The overall appearance and “aspect” of the city has changed throughout its long development. The original seat of many craftsmen and merchants became an industrial centre and one of the most significant transport hubs in Bohemia during the course of the second half of the 19th century. The change in the city’s function without doubt was also projected into its appearance.
Economic interests brought industrial and construction activities into the city’s historical core. From a contemporary point of view, this involved a wanton and brutal action. The construction of the monotonous, dull and grey structures of high-capacity housing estates and the extensive and unilaterally oriented development of the city commenced from the 1960s onwards.
The territories which are predominantly focussed on some fundamental types of functions and activities or any combination thereof (for example, for housing, manufacturing and recreation) are called functional zones. This involves the following areas:
- The historical core – this includes the zone in the middle of the former fortifications
- The mixed central zone – this consists of the city centre and its precincts with an accumulation of housing and services
- The mixed residential zone – this unites a universal territory for housing and business (for example the middle of Klíše)
- The purely residential zone - this is exclusively residential by nature (for example, the Dobětín or Severní Terasa housing estates)
- The manufacturing and business zone – this predominantly includes areas for manufacturing activities (for example, Předlice)
- The recreation and leisure time zone – sports, recreation and cultural facilities are concentrated there
- Forests and high greenery – this involves a territory of a natural character (the outer areas of the city in the Elbe valley)

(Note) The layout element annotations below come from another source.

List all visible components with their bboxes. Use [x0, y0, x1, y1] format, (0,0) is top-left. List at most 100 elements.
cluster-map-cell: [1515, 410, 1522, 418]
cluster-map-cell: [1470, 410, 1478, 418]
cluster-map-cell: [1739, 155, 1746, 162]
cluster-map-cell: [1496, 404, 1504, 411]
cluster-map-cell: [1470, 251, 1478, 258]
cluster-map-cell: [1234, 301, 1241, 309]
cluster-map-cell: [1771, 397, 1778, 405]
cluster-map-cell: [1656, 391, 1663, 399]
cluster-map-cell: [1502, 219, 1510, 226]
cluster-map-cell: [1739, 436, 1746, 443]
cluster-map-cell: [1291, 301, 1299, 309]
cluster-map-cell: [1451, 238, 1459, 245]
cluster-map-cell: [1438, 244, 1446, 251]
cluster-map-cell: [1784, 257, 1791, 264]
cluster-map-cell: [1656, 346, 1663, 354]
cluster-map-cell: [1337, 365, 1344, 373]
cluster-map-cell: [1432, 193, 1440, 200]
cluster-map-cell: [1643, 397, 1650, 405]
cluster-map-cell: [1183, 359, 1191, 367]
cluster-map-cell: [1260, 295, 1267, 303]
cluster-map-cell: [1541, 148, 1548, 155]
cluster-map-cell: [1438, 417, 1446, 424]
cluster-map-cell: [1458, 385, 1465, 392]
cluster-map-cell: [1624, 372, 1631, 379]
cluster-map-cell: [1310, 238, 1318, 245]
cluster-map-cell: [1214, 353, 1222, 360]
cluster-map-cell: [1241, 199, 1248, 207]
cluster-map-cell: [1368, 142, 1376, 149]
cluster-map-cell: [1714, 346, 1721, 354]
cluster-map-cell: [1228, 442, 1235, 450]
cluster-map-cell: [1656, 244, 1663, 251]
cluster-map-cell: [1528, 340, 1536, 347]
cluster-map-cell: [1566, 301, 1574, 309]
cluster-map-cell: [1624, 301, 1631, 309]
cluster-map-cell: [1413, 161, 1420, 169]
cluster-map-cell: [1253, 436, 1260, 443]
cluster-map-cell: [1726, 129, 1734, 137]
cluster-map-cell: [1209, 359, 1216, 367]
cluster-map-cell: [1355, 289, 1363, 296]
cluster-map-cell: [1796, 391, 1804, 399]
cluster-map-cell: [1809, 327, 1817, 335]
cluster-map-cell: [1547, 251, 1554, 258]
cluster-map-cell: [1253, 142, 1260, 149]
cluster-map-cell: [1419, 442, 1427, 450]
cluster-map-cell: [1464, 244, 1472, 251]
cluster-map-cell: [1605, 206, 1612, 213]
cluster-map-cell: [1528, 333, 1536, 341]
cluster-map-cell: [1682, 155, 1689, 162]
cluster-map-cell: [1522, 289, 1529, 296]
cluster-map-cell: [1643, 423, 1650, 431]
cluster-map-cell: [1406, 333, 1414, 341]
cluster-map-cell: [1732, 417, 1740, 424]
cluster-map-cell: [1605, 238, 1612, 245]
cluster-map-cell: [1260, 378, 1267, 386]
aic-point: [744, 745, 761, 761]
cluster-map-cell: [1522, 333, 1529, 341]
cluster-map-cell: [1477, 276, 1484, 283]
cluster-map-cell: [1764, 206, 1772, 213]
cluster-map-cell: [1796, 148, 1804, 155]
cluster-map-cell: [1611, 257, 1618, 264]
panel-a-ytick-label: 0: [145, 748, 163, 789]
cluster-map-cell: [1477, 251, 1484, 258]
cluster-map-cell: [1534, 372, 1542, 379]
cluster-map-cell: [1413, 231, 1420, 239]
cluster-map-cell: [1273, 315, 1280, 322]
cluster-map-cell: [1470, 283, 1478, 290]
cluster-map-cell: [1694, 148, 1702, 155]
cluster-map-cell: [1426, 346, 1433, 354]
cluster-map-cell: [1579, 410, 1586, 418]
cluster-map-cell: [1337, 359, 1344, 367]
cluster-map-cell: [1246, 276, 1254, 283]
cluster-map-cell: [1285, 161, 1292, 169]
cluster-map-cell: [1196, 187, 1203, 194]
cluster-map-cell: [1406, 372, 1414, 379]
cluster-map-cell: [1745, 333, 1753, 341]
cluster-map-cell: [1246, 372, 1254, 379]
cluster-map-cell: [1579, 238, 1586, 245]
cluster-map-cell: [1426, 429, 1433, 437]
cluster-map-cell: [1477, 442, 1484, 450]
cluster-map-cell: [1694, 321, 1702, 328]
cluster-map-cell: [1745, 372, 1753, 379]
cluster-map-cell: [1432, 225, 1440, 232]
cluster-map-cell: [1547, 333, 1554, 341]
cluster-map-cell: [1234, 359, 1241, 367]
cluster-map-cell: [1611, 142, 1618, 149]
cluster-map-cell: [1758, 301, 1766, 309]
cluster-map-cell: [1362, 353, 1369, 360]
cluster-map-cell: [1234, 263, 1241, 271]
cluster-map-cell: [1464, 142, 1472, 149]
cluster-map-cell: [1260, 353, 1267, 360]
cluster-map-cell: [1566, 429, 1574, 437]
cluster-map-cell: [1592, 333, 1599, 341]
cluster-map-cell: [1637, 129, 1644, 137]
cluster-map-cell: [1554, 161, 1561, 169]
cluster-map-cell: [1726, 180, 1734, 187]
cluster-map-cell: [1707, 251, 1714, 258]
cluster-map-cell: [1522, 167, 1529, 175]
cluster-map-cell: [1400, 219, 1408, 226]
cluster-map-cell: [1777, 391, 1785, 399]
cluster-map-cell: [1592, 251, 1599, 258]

- The rural zone – this predominantly represents an area of a natural character with a partial residential function.
The city has undergone relatively significant administrative changes throughout its development.
Klíše and Malé Březno were added to its historical core in 1900. The first significant integration of the settlements in the environs of the city occurred in 1939. So called “Greater Ústí” was established at that time. Bukov, industrial Předlice (over 5000 inhabitants) and Trmice were added. The city was also expanded to include the right-hand part of the bank of the Elbe - Střekov (with 10 thousand inhabitants).
Other settlements were gradually added from 1976, namely Stříbrníky and Dobětice, where there was intensive residential construction. A further large wave of integration took place in 1980. Brná, Církvice, Sebuzín and Svádov on the right-hand side of the Elbe became part of the city, as did Vaňov, Koštov, Hostomice and Habrovice. The towns of Neštěmice (a town since 1970) and Chabařovice (a town since 1532) were added to the city in 1986. Chlumec was also added. Ústí nad Labem had achieved its greatest territorial extent and had the most inhabitants in its history (105,000 inhabitants).
This was subsequently followed by the city’s partial disintegration. By 1993, Chlumec, Chabařovice, Ryjice and even Trmice (which acquired the status of a town in 1996) had become independent.